Мария инстинктивно положила ладонь на руку Себа и слегка пожала ее.
– Значит, поэтому ты перестал говорить со мной о бизнесе? Потому что я плохо себя чувствовала.
– Отчасти – да, – признался он. – Наверное, я чувствовал, что должен оберегать тебя от тревог. Я не хотел беспокоить тебя рабочими проблемами, пока ты плохо себя чувствовала. Но потом… Я просто хотел, чтобы ты спокойно наслаждалась беременностью, а потом новорожденным Фрэнки. Я не хотел волновать тебя своими проблемами.
– Но ты мой муж, Себ. Твои проблемы – это наши проблемы.
Именно этого он никогда не понимал. Мария хотела настоящего партнерства. Себ хотел, чтобы его жена и наследник блистали на светских мероприятиях.
– Материнство не лишило меня мозгов. Я все тот же человек, которым всегда была, и мне не плевать на семейный бизнес.
– Сейчас я это знаю, – ответил Себ. – Но тогда… мне казалось, что Фрэнки – это весь твой мир, а моя работа заключается в том, чтобы вы были в безопасности и ни в чем не нуждались. Так всегда делал мой отец для своей семьи.
А она всего лишь хотела своего мужа, хотела его любви, но Себу этого не сказала. Какой бы романтичной ни была эта поездка на санях, Мария еще не готова признаться ему в этом. Она хотела, чтобы они были командой, партнерами – теми, кем они пообещали быть друг другу, согласившись с планами своих отцов.

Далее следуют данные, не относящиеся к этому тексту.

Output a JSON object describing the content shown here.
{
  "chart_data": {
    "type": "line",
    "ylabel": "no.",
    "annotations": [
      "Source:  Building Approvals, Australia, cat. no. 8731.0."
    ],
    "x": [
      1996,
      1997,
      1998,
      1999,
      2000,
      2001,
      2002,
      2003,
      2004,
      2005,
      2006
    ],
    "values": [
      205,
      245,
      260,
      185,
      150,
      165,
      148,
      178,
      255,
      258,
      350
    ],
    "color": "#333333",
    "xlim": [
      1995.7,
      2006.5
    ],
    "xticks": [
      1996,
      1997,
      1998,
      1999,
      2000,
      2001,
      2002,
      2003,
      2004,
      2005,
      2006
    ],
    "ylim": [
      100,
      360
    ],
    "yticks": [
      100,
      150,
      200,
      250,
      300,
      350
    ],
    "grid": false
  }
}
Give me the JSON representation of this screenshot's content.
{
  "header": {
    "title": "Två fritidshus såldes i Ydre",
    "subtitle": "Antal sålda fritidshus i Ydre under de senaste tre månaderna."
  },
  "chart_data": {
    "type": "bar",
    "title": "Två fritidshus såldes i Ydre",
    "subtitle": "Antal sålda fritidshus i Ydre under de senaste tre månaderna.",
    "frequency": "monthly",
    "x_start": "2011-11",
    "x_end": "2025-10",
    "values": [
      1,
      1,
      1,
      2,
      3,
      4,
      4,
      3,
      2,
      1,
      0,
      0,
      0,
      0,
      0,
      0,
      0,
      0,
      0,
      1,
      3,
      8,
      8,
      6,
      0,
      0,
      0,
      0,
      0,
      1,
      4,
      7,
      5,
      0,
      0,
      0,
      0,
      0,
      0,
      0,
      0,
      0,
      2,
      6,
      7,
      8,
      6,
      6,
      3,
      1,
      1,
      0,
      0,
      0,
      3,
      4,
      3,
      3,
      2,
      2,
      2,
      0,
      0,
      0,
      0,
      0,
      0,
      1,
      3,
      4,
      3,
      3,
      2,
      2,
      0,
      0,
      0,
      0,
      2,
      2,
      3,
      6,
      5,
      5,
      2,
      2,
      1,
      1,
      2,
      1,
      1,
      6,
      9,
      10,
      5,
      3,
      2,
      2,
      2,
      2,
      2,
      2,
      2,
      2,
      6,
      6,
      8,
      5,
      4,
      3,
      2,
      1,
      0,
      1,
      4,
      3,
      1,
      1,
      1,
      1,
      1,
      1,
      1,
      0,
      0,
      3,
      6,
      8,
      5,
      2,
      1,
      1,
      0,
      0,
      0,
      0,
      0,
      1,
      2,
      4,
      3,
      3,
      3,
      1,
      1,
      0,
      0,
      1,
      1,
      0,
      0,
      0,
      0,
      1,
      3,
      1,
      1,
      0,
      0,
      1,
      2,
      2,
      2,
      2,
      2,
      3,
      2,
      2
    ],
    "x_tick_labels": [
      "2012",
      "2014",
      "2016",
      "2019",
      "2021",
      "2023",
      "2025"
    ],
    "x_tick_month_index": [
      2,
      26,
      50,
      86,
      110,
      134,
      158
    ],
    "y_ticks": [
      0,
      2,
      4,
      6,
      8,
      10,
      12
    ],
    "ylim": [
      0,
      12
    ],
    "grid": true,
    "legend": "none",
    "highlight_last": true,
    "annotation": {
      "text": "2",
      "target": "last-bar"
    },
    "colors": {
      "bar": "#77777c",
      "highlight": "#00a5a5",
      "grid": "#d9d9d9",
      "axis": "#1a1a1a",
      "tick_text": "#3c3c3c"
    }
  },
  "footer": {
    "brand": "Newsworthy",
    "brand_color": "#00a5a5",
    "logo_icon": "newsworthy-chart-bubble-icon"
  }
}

Но они никогда не обещали друг другу любви. Да, они произнесли перед алтарем лицемерные обеты: любить, чтить и заботиться, но они всего лишь должны были это сказать. Кроме того, любовь бывает разной. И Мария никогда не сомневалась, что Себ любит ее как старого друга, почти члена семьи, у них был фантастический секс, у нее были его привязанность, его дружба, его страсть, даже его сын. Но Себастьян никогда не любил ее той болезненной, всепоглощающей любовью, которую испытывала к нему Мария. Если бы он ее любил, то никогда не позволил бы ей уйти.
– Я просто хотела того, что мы всегда обещали друг другу, – сказала она. – Я хотела, чтобы мы были равноправными партнерами, хотела чувствовать себя частью команды.
В те одинокие дни, что Мария проводила с Фрэнки, когда Себ возвращался домой с работы, им не о чем было поговорить, кроме того, сколько времени спал ребенок и сколько он съел. В ее жизни не было ничего интересного, кроме подгузников и бутылочек. Мария любила своего ребенка, ей нравилось быть матерью, но ей хотелось чего-то большего.